Here's how it works step-by-step:

• First, choose a value for the unknown variable \(x\).
• Next, replace the variable \(x\) in the equation with the chosen value.
• Then, perform the arithmetic operations according to the equation.
• Finally, this calculation provides you with the corresponding \(y\) value, which is a solution to the equation.

By following these steps for different selected values of \(x\), you can create a set of (x, y) pairs that satisfy the equation. It's a systematic way to explore and visualize solutions.

Integer solutions refer to solutions of an equation where the values of the variables are integers. In the context of linear equations, like in our exercise, this means that both \(x\) and \(y\) must be integer values. Working with integers is often easier because they are whole numbers, and it avoids complications involving decimals or fractions.

When you substitute integer values for \(x\) into a linear equation, you can quickly determine the corresponding integer \(y\) values if the equation permits it. In our task, beginning from \(-2\) up to \(2\), each substitution results in a different integer value for \(y\), providing us a neat set of integer solutions like \((-2, -21), (-1, -13), (0, -5), (1, 3), (2, 11)\). This makes it particularly useful for students to practice basic arithmetic operations and develop a deeper understanding of solving equations.

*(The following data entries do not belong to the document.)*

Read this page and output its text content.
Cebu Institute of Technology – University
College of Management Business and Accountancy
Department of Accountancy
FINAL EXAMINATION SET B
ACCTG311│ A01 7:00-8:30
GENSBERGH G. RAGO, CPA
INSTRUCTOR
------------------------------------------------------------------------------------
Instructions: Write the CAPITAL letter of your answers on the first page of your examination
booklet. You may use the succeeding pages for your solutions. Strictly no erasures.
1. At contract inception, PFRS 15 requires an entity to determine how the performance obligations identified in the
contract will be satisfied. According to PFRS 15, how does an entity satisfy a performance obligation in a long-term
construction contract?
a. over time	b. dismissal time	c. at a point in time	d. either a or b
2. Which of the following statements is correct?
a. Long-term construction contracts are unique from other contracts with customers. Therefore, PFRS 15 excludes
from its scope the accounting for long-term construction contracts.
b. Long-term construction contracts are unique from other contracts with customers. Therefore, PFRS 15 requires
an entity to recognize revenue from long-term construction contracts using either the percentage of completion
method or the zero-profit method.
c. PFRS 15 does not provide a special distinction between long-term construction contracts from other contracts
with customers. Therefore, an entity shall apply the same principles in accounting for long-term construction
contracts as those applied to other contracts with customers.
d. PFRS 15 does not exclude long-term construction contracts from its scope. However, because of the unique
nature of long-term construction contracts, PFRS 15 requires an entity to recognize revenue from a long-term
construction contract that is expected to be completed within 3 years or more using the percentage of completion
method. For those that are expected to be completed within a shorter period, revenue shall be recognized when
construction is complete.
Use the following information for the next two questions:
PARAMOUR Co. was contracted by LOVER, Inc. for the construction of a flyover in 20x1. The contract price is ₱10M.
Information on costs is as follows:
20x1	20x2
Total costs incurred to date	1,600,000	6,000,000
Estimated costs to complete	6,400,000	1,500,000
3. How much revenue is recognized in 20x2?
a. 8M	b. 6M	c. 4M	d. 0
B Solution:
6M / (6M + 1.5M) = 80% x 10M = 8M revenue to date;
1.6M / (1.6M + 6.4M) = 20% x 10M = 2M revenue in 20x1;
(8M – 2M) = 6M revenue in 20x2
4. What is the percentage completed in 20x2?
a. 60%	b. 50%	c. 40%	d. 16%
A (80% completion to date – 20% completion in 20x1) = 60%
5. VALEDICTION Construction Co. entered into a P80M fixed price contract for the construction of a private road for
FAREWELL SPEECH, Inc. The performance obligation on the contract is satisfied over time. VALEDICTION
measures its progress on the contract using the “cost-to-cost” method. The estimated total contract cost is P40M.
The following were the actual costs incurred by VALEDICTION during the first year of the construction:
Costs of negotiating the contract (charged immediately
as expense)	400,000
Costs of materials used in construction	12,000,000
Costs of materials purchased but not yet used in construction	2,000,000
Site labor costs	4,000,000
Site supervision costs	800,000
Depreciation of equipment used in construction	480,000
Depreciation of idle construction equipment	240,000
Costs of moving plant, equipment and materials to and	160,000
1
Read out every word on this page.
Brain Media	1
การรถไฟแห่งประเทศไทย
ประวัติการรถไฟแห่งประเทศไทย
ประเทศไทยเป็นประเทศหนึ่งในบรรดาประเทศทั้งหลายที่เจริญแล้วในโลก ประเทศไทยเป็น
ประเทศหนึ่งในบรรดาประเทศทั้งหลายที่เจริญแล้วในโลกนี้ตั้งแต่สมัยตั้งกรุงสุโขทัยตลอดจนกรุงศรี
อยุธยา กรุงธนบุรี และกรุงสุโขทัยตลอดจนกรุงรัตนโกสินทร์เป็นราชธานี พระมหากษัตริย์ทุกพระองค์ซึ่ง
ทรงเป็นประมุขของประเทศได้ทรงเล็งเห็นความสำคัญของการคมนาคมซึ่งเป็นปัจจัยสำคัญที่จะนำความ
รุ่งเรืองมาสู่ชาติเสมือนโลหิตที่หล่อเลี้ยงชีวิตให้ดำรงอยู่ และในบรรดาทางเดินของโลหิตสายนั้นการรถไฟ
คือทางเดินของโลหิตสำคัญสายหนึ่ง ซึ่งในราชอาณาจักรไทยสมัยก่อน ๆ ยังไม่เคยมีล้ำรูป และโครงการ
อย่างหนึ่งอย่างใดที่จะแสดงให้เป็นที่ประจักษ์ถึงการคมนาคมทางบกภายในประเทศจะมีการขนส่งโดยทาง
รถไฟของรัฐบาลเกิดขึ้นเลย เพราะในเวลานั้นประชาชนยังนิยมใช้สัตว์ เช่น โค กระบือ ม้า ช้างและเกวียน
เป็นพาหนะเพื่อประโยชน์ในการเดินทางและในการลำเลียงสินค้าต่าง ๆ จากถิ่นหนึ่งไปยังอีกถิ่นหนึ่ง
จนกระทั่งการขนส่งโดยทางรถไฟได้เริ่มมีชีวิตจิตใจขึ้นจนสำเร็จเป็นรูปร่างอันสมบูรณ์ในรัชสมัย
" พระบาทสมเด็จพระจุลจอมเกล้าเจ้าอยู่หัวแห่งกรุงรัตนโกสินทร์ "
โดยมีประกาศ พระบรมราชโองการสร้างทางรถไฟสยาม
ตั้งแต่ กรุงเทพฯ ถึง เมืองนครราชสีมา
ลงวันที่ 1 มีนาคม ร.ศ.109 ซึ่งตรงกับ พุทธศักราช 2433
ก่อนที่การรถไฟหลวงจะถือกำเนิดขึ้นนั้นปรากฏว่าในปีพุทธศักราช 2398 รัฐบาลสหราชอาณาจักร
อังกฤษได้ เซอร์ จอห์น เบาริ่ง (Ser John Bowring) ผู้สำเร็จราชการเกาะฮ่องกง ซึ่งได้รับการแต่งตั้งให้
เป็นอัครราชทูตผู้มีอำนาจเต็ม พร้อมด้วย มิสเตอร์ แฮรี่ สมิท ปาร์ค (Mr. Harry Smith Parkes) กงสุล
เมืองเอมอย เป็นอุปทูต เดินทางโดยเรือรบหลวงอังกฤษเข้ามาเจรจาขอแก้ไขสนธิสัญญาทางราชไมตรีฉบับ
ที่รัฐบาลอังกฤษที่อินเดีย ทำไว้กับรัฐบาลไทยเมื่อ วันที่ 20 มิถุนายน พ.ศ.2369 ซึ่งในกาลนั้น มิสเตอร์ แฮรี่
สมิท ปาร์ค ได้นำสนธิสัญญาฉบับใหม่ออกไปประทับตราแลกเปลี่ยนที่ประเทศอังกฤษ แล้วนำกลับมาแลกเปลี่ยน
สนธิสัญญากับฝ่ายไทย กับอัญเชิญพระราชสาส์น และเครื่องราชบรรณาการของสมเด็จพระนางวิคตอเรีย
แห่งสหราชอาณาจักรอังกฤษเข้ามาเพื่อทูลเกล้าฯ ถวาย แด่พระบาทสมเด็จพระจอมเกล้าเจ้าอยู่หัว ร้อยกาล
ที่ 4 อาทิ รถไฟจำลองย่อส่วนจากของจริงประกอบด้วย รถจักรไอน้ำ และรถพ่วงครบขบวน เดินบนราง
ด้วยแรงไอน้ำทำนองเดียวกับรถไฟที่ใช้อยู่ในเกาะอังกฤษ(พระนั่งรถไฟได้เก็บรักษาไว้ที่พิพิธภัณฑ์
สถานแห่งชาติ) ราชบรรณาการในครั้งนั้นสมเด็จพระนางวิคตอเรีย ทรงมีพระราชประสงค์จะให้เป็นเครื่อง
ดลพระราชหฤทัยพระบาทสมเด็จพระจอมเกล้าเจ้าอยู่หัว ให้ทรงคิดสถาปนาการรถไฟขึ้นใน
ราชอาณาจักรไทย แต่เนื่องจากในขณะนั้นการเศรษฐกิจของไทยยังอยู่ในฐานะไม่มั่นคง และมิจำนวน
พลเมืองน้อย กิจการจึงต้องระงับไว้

A table of values is a useful tool to organize and present the results obtained from an equation clearly and systematically. It helps in visualizing the relationship between variables. In our exercise, we use a table to list integer values of \(x\) ranging from \(-2\) to \(2\), along with their respective \(y\) values calculated from the equation \(y = 8x - 5\).

Here’s how to construct a table of values:

• Start by creating two columns, one for \(x\) and one for \(y\).
• List the chosen integer values for \(x\) down the first column.
• Then write the corresponding \(y\) values next to each \(x\) value based on the substitutions.

Such a table provides an organized way to display solutions, making it easier to see patterns or verify correctness. It also serves as a reference for checking work and a visual aid that complements graphing the equation on the coordinate plane.